KENOSHA, WIS. — Puratos US celebrated the installation of a new production line at its chocolate plant in Wisconsin on Feb. 23. The line was added to respond to increased demand.

“The types of products we have and the high quality that we have is resonating really well with our customers,” said Andy Brimacombe, president of Puratos US, who was on hand for the celebration. “We’ve seen really strong growth over the last couple of years in volume. As a result, we’re continuing to invest in the business.”

The production line, the fifth at the facility, will help the company increase capacity up to 20%. The facility produces high-protein, organic, non-GMO and other special chocolate and cocoa products under its domestic Chocolante and Carat brands. It also will produce Cacao-Trace chocolate and compound coatings from Puratos’ sustainable cocoa sourcing program.

“A lot of it is chips and chunks, that’s the most common format,” Mr. Brimacombe said. “Effectively it gives us more capacity in those formats which are our key formats and the ones selling well.”

The day included tours, chocolate tasting and chocolate-based giveaways for employees at the plant.

“A lot of the focus will be celebrating the success the team has had to be awarded this investment in the first place and thank them and to demonstrate we’re committed to the Kenosha, Wis., area and we’re continuing to invest in it,” Mr.

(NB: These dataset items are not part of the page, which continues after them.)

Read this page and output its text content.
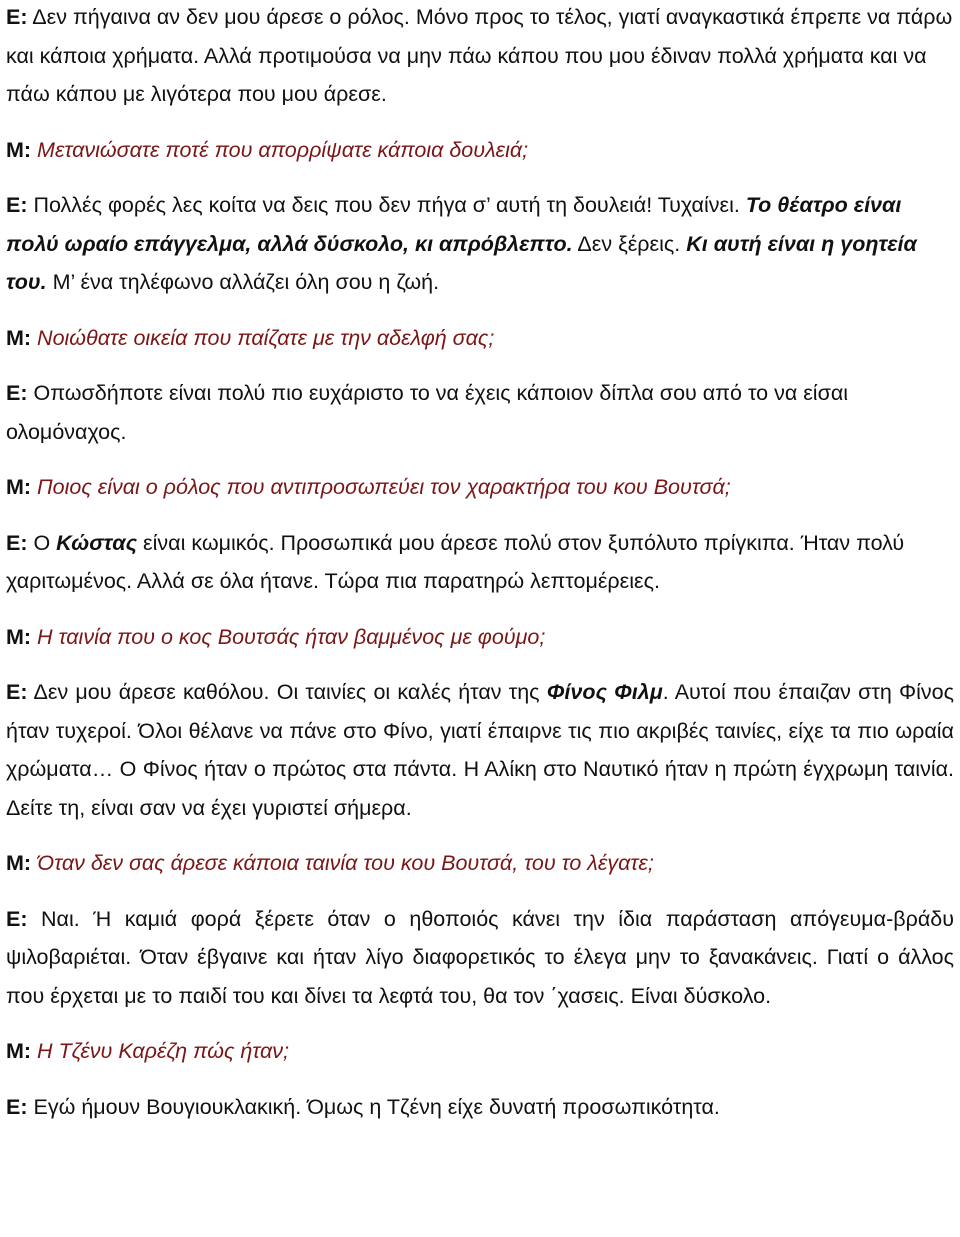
Ε: Δεν πήγαινα αν δεν μου άρεσε ο ρόλος. Μόνο προς το τέλος, γιατί αναγκαστικά έπρεπε να πάρω και κάποια χρήματα. Αλλά προτιμούσα να μην πάω κάπου που μου έδιναν πολλά χρήματα και να πάω κάπου με λιγότερα που μου άρεσε.

Μ: Μετανιώσατε ποτέ που απορρίψατε κάποια δουλειά;

Ε: Πολλές φορές λες κοίτα να δεις που δεν πήγα σ’ αυτή τη δουλειά! Τυχαίνει. Το θέατρο είναι πολύ ωραίο επάγγελμα, αλλά δύσκολο, κι απρόβλεπτο. Δεν ξέρεις. Κι αυτή είναι η γοητεία του. Μ’ ένα τηλέφωνο αλλάζει όλη σου η ζωή.

Μ: Νοιώθατε οικεία που παίζατε με την αδελφή σας;

Ε: Οπωσδήποτε είναι πολύ πιο ευχάριστο το να έχεις κάποιον δίπλα σου από το να είσαι ολομόναχος.

Μ: Ποιος είναι ο ρόλος που αντιπροσωπεύει τον χαρακτήρα του κου Βουτσά;

Ε: Ο Κώστας είναι κωμικός. Προσωπικά μου άρεσε πολύ στον ξυπόλυτο πρίγκιπα. Ήταν πολύ χαριτωμένος. Αλλά σε όλα ήτανε. Τώρα πια παρατηρώ λεπτομέρειες.

Μ: Η ταινία που ο κος Βουτσάς ήταν βαμμένος με φούμο;

Ε: Δεν μου άρεσε καθόλου. Οι ταινίες οι καλές ήταν της Φίνος Φιλμ. Αυτοί που έπαιζαν στη Φίνος ήταν τυχεροί. Όλοι θέλανε να πάνε στο Φίνο, γιατί έπαιρνε τις πιο ακριβές ταινίες, είχε τα πιο ωραία χρώματα… Ο Φίνος ήταν ο πρώτος στα πάντα. Η Αλίκη στο Ναυτικό ήταν η πρώτη έγχρωμη ταινία. Δείτε τη, είναι σαν να έχει γυριστεί σήμερα.

Μ: Όταν δεν σας άρεσε κάποια ταινία του κου Βουτσά, του το λέγατε;

Ε: Ναι. Ή καμιά φορά ξέρετε όταν ο ηθοποιός κάνει την ίδια παράσταση απόγευμα-βράδυ ψιλοβαριέται. Όταν έβγαινε και ήταν λίγο διαφορετικός το έλεγα μην το ξανακάνεις. Γιατί ο άλλος που έρχεται με το παιδί του και δίνει τα λεφτά του, θα τον ΄χασεις. Είναι δύσκολο.

Μ: Η Τζένυ Καρέζη πώς ήταν;

Ε: Εγώ ήμουν Βουγιουκλακική. Όμως η Τζένη είχε δυνατή προσωπικότητα.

Brimacombe said.

The company has seen a surge in demand for better-for-you (BFY) chocolate, which is part of the company’s Belcolade brand produced in Belgium.

“We’re seeing the BFY market growing faster than the mainstream market,” he said. “We’re trying to target the BFY segments with our products. We have the sugar-reduced and the dairy-free, which are particularly fast-growing segments within the market.”

Puratos works with farmers in several countries, including Ivory Coast, Vietnam, Mexico and Papua New Guinea, that grow cocoa beans for its chocolate. The company’s Cacao-Trace sustainability program strives to provide better wages for farmers and pay for schools, hospitals and other infrastructure in their communities.

“We have a phrase: ‘There’s no profit without sustainability. But there’s no sustainability without profit,’” Mr. Brimacombe said. “We’re trying to create that win-win because what we see is that if you don’t invest in these communities, people leave and go to urban areas, and it’s happening all over the world. By investing in these origins, people are able to make a fair and decent living. Creating amenities, giving the people a future, giving their children a future and getting them to stay and manage the land creates a sustainable supply chain for chocolate.”